Isabel Advirta sublinhou que não pode ser o fator ‘com quem se teve sexo’ a definir o grau de risco de uma dádiva, mas sim os comportamentos.

Para a responsável, esta posição do presidente do IPST vai contra “várias posições internacionais” e uma recomendação da Assembleia da República, para que “a discriminação dos homens que têm sexo com homens fosse terminada”.

“Não só ignora estas recomendações, como apela à estigmatização à custa das pessoas que são alvo desta estigmatização e o pior de tudo é que utiliza argumentos científicos sem fundamento para continuar a explorar a discriminação que existe”, acusou.


Segundo a presidente da ILGA, “é consensual que a transmissão por via sexual não depende das práticas sexuais específicas, mas das práticas sem proteção”.

“E é por isso que são os comportamentos e não as práticas sexuais em si que são, eventualmente, um fator de risco acrescido”, apontou.


Isabel Advirta disse que a ILGA pediu recentemente uma audiência ao ministro da Saúde para, entre outros assuntos, abordar esta questão, mas lembrou que andam há cerca de dois anos a tentar perceber em que ponto está o grupo de trabalho criado em 2012 por causa desta matéria.

“Parece que não existe.
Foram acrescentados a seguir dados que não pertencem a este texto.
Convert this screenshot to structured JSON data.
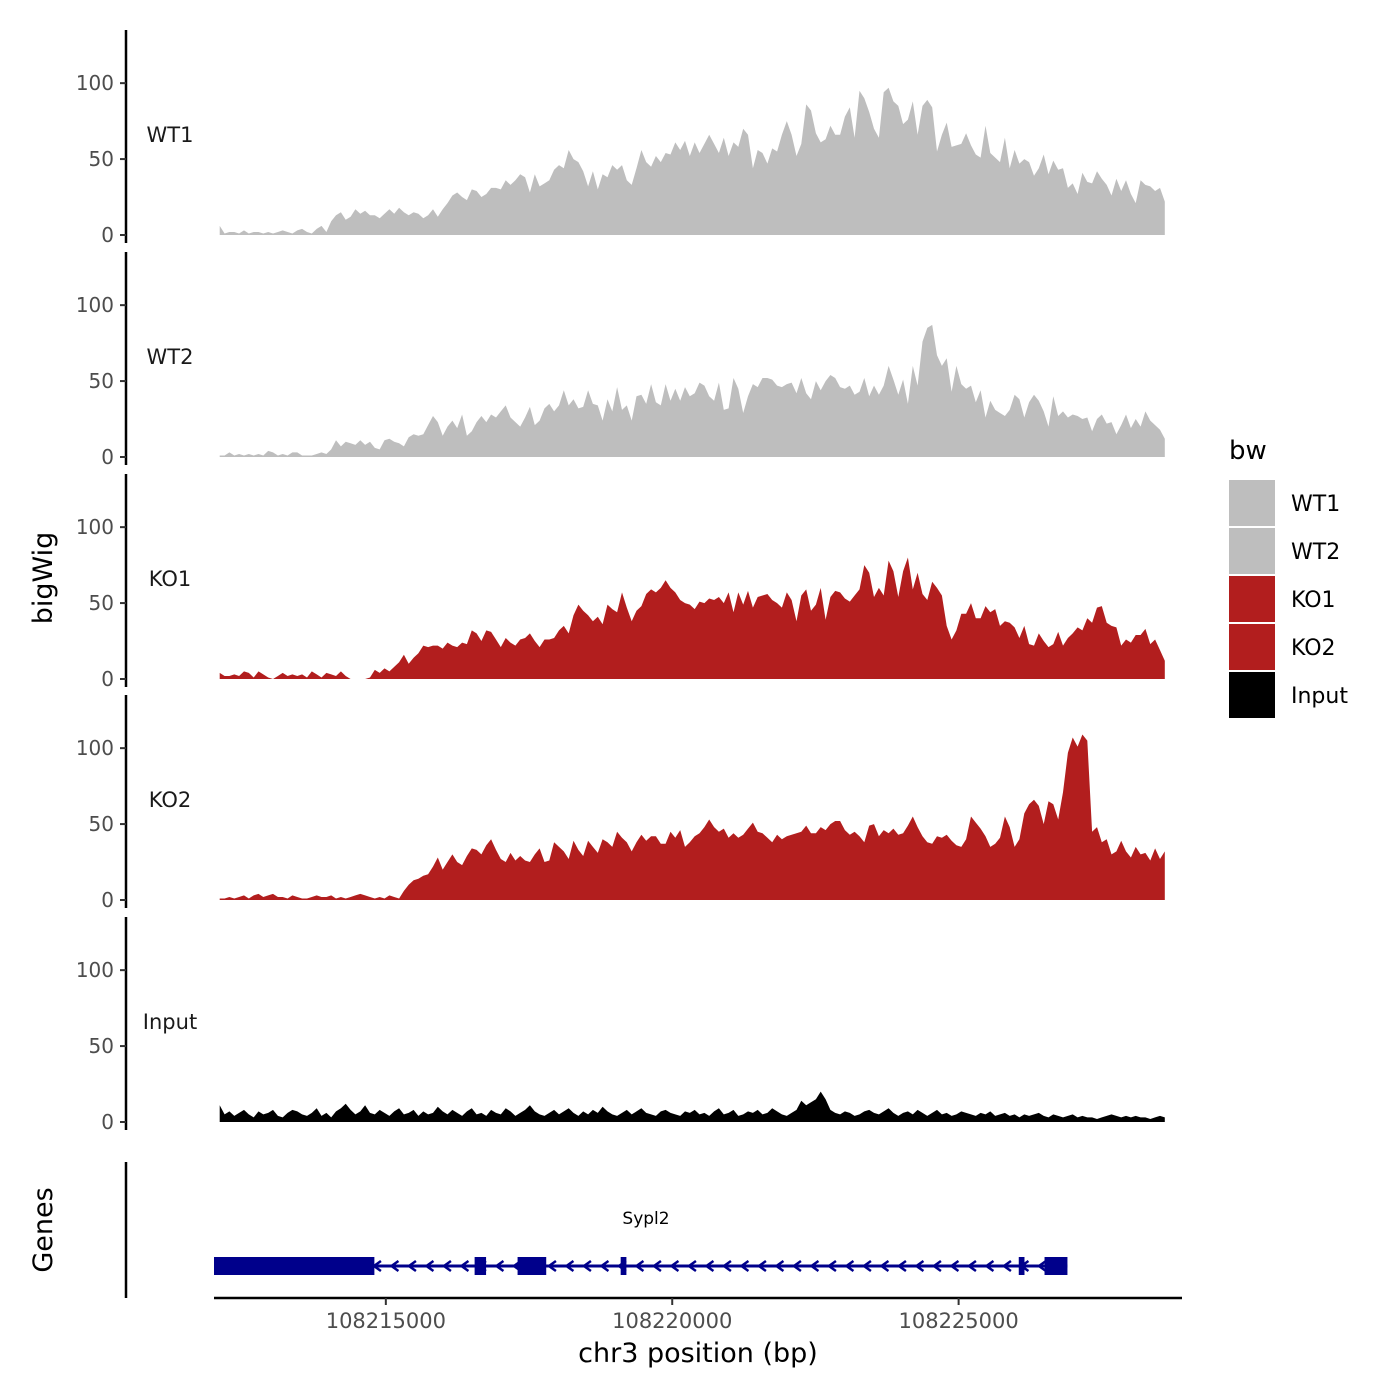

Achamos que a vontade política de manter a discriminação é a regra, ignorando não só o facto de que estão a estigmatizar uma população que já é alvo de preconceito, como também as boas práticas em relação aos fatores de risco numa colheita de sangue”, adiantou.


Sobre esse grupo de trabalho, o presidente do IPSH disse, na comissão, que deverá haver conclusões “em breve” e frisou que o instituto ao qual preside “não tem preconceitos” que debate estes assuntos com um olhar “técnico e científico”.